According to Google, around 15 percent of all search queries are new – that means they are being searched for the very first time. Furthermore, the phrasing of search queries is growing closer and closer to real human communication – in part under the influence of technical advances like Voice Search. The statistic service Comscore experts the proportion of Voice Searches to hit 50 percent within two years. Another factor is the increasing length of search queries – today, 70% of searches can be considered long-tail. People turn to Google with fully-formulated questions, and expect precise answers in a fraction of a second – and BERT now makes up a significant part of the technology that makes this possible.
For many years now, Google has been working on neural networks that can correctly respond to new search queries and improve the interpretation of content:
- Hummingbird: In 2013, Hummingbird was incorporated into the Google Algorithm. This algorithm update made it possible to better interpret entire search queries, rather than just searching for the individual words within a query.

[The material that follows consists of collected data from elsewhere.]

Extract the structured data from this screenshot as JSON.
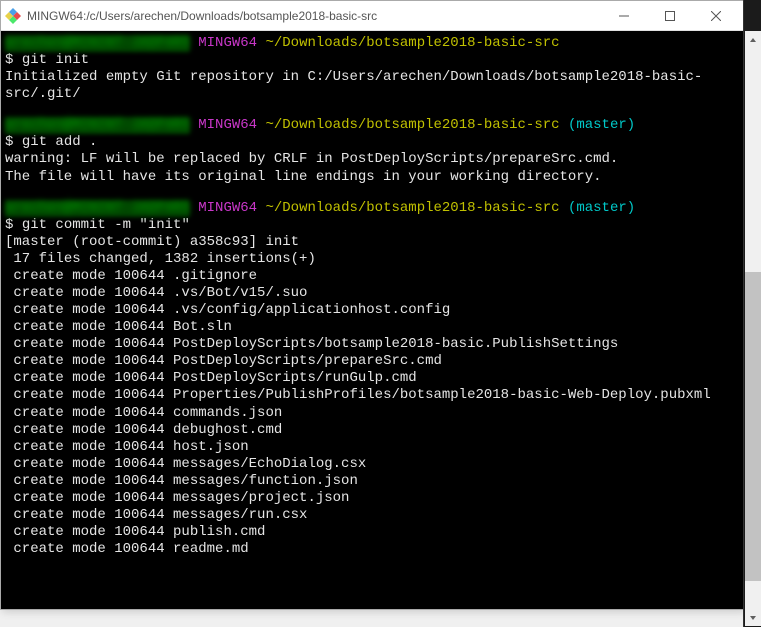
{
  "window": {
    "title": "MINGW64:/c/Users/arechen/Downloads/botsample2018-basic-src"
  },
  "prompts": [
    {
      "user_blurred": "arechen@MININT-JADP4R5",
      "mingw": "MINGW64",
      "path": "~/Downloads/botsample2018-basic-src",
      "branch": "",
      "command": "git init",
      "output": "Initialized empty Git repository in C:/Users/arechen/Downloads/botsample2018-basic-src/.git/"
    },
    {
      "user_blurred": "arechen@MININT-JADP4R5",
      "mingw": "MINGW64",
      "path": "~/Downloads/botsample2018-basic-src",
      "branch": "(master)",
      "command": "git add .",
      "output": "warning: LF will be replaced by CRLF in PostDeployScripts/prepareSrc.cmd.\nThe file will have its original line endings in your working directory."
    },
    {
      "user_blurred": "arechen@MININT-JADP4R5",
      "mingw": "MINGW64",
      "path": "~/Downloads/botsample2018-basic-src",
      "branch": "(master)",
      "command": "git commit -m \"init\"",
      "output": "[master (root-commit) a358c93] init\n 17 files changed, 1382 insertions(+)\n create mode 100644 .gitignore\n create mode 100644 .vs/Bot/v15/.suo\n create mode 100644 .vs/config/applicationhost.config\n create mode 100644 Bot.sln\n create mode 100644 PostDeployScripts/botsample2018-basic.PublishSettings\n create mode 100644 PostDeployScripts/prepareSrc.cmd\n create mode 100644 PostDeployScripts/runGulp.cmd\n create mode 100644 Properties/PublishProfiles/botsample2018-basic-Web-Deploy.pubxml\n create mode 100644 commands.json\n create mode 100644 debughost.cmd\n create mode 100644 host.json\n create mode 100644 messages/EchoDialog.csx\n create mode 100644 messages/function.json\n create mode 100644 messages/project.json\n create mode 100644 messages/run.csx\n create mode 100644 publish.cmd\n create mode 100644 readme.md"
    }
  ]
}
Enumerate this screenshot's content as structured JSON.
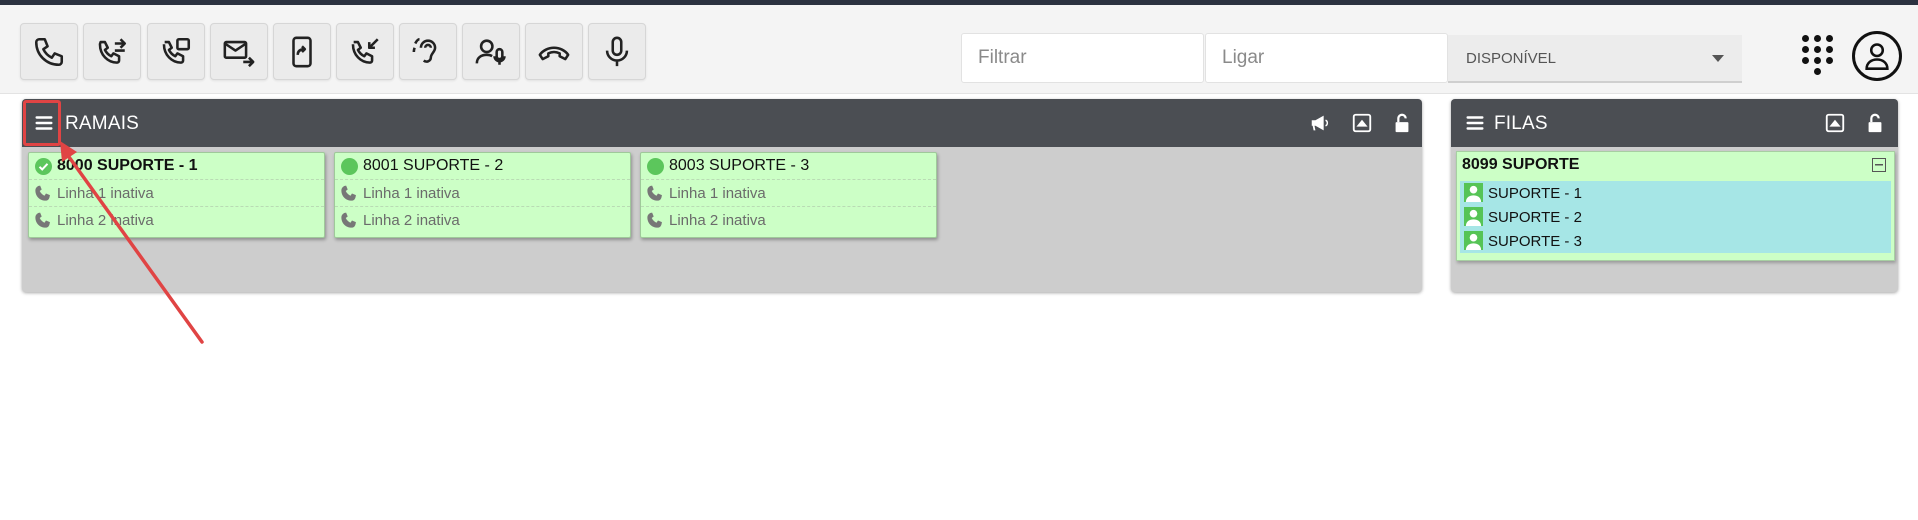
{
  "toolbar": {
    "buttons": [
      {
        "name": "call-icon"
      },
      {
        "name": "transfer-call-icon"
      },
      {
        "name": "attended-transfer-icon"
      },
      {
        "name": "voicemail-forward-icon"
      },
      {
        "name": "mobile-forward-icon"
      },
      {
        "name": "incoming-call-icon"
      },
      {
        "name": "listen-icon"
      },
      {
        "name": "user-mic-icon"
      },
      {
        "name": "hangup-icon"
      },
      {
        "name": "microphone-icon"
      }
    ],
    "filter_placeholder": "Filtrar",
    "dial_placeholder": "Ligar",
    "status_value": "DISPONÍVEL"
  },
  "ramais": {
    "title": "RAMAIS",
    "extensions": [
      {
        "title": "8000 SUPORTE - 1",
        "status": "check",
        "line1": "Linha 1 inativa",
        "line2": "Linha 2 inativa"
      },
      {
        "title": "8001 SUPORTE - 2",
        "status": "dot",
        "line1": "Linha 1 inativa",
        "line2": "Linha 2 inativa"
      },
      {
        "title": "8003 SUPORTE - 3",
        "status": "dot",
        "line1": "Linha 1 inativa",
        "line2": "Linha 2 inativa"
      }
    ]
  },
  "filas": {
    "title": "FILAS",
    "queue": {
      "title": "8099 SUPORTE",
      "agents": [
        "SUPORTE - 1",
        "SUPORTE - 2",
        "SUPORTE - 3"
      ]
    }
  },
  "colors": {
    "header": "#4b4e53",
    "card_green": "#ccffc6",
    "agent_cyan": "#a6e6e6",
    "annotation_red": "#e04444"
  }
}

- RankBrain: In 2015, RankBrain became part of Google’s algorithm and was declared to be the third-most important ranking factor. This made it possible to process search terms with multiple meanings, or otherwise complex queries that go beyond the normal long-tail search. With RankBrain, it also became possible to process first-time searches, colloquialisms, dialogues and neologisms.
Which search queries are affected by BERT?
BERT’s impact affects long-tail search queries. BERT improves the interpretation of context for longer queries that are entered (or spoken for Voice Search) into the search bar as a question or a group of words.
On their blog, Google provided a few examples of search queries that BERT helps to understand better and for which the search engine is now provide more relevant results.
In this example for an organic search result, according to Google, the importance of the word “to” and its relationship to other words were previously underestimated. However, the word “to” plays an integral role in the meaning of the sentence. We are dealing with someone from Brazil who wants to travel to the USA – not the other way around. The new BERT model makes it possible for Google to correctly understand this distinction and provide results that correspond to the true search intent.
Example 2: “Parking on a hill with no curb”
In this example from Google’s blogpost, which deals with evaluating the search results to choose the most relevant Featured Snippet, the focus used to be placed too heavily on the word “curb”, ignoring the importance of the word “no”. This meant that a Featured Snippet was displayed that was of little use, as it actually answered the opposite question to that being posed by the searcher.
What can SEOs and webmasters do?
There is no simple answer to how to react to BERT. There aren’t any easy tactics that you can use to suddenly make your website rank better or to recuperate losses. Instead, it is important to bear in mind that you need to write your content and build your websites not just for algorithms, but for people: for your potential users and customers who will be visiting and interacting with your website.